Even so, the scrapping of the unification council, which Mr. Chen first signaled in late January, was widely viewed in Beijing as a test of how successfully the United States could constrain Mr. Chen.

After a concerted diplomatic push by the Bush administration, Mr. Chen modified the wording of his order, saying the council would "cease to function" rather than be abolished, the term he had used in January. He also reiterated his pledge to maintain the status quo in cross-strait relations.

The pledge and the wording change appeared to reassure Washington. The State Department issued a statement on Monday noting Mr. Chen's decision not to abolish the council formally, suggesting that Washington considered that a significant concession.

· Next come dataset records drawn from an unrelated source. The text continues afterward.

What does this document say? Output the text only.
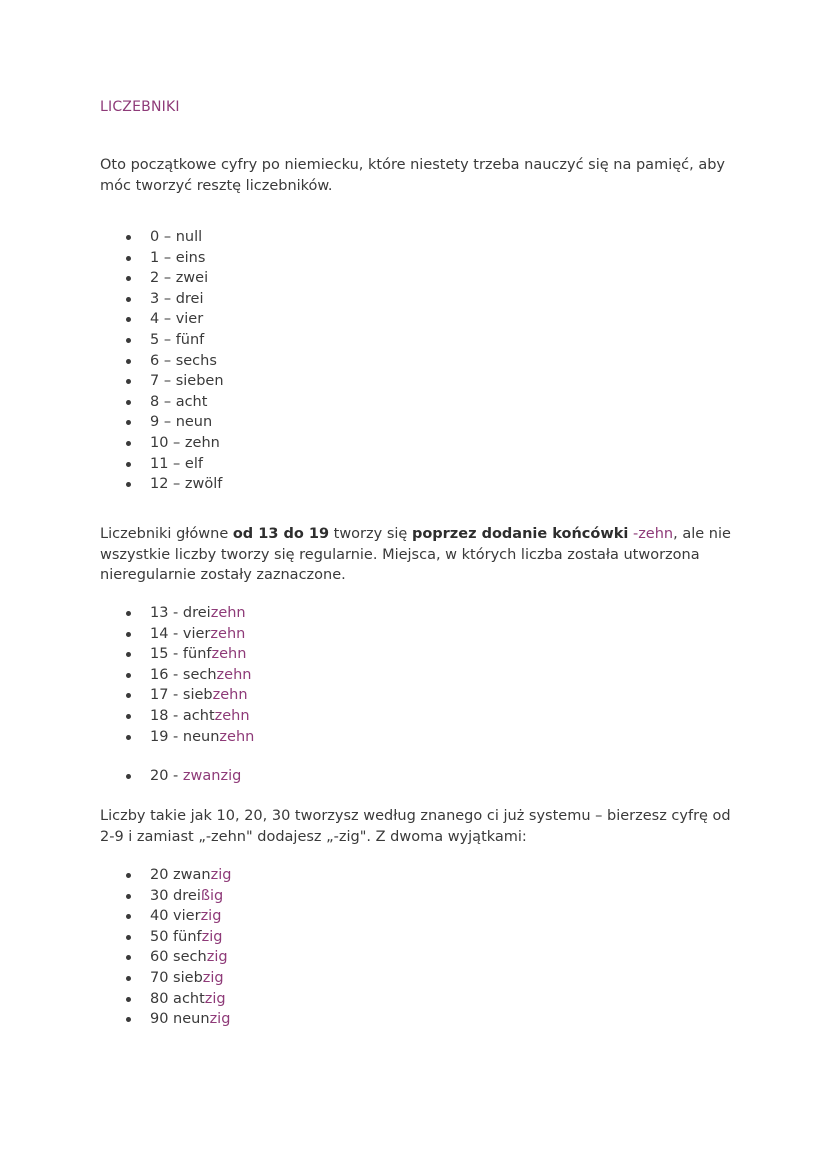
LICZEBNIKI

Oto początkowe cyfry po niemiecku, które niestety trzeba nauczyć się na pamięć, aby móc tworzyć resztę liczebników.

0 – null
1 – eins
2 – zwei
3 – drei
4 – vier
5 – fünf
6 – sechs
7 – sieben
8 – acht
9 – neun
10 – zehn
11 – elf
12 – zwölf

Liczebniki główne od 13 do 19 tworzy się poprzez dodanie końcówki -zehn, ale nie wszystkie liczby tworzy się regularnie. Miejsca, w których liczba została utworzona nieregularnie zostały zaznaczone.

13 - dreizehn
14 - vierzehn
15 - fünfzehn
16 - sechzehn
17 - siebzehn
18 - achtzehn
19 - neunzehn
20 - zwanzig

Liczby takie jak 10, 20, 30 tworzysz według znanego ci już systemu – bierzesz cyfrę od 2-9 i zamiast „-zehn" dodajesz „-zig". Z dwoma wyjątkami:

20 zwanzig
30 dreißig
40 vierzig
50 fünfzig
60 sechzig
70 siebzig
80 achtzig
90 neunzig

But in Beijing's view, Mr. Chen effectively prevailed over Washington's objections.

"Although he did not use the term 'abolish' and changed the term to 'cease function,' this is merely a word game," China's Taiwan Affairs Office said. "Basically he is tricking the Taiwan people and international opinion."

Yan Xuetong, an international relations expert at Tsinghua University in Beijing, said Mr. Chen had shown that he could manage American pressure. Though Mr. Chen violated his onetime pledge to the United States to leave the unification council in place, he ended up winning tacit American support for his effort to terminate it, Mr. Yan said.

Mr. Huang of People's University gave the United States credit for forcing at least a nominal concession from Mr. Chen, but said China would probably look for President Bush to make a fresh commitment to oppose Taiwanese independence, perhaps during the planned visit of President Hu to Washington in April.

In Taiwan, some lawmakers argued that Mr. Chen's move was vital to preserving a balance in cross-strait relations. Hsiao Bi-khim, an influential lawmaker from Mr. Chen's governing Democratic Progressive Party, said Mr. Chen had been increasingly worried that China had been trying to gain the upper hand.

"He feels that you need to do something drastic to pull things back into balance," she said, adding that she did not expect any further initiatives on sovereignty issues..

Joseph Kahn reported from Beijing for this article, and Keith Bradsher from Taipei.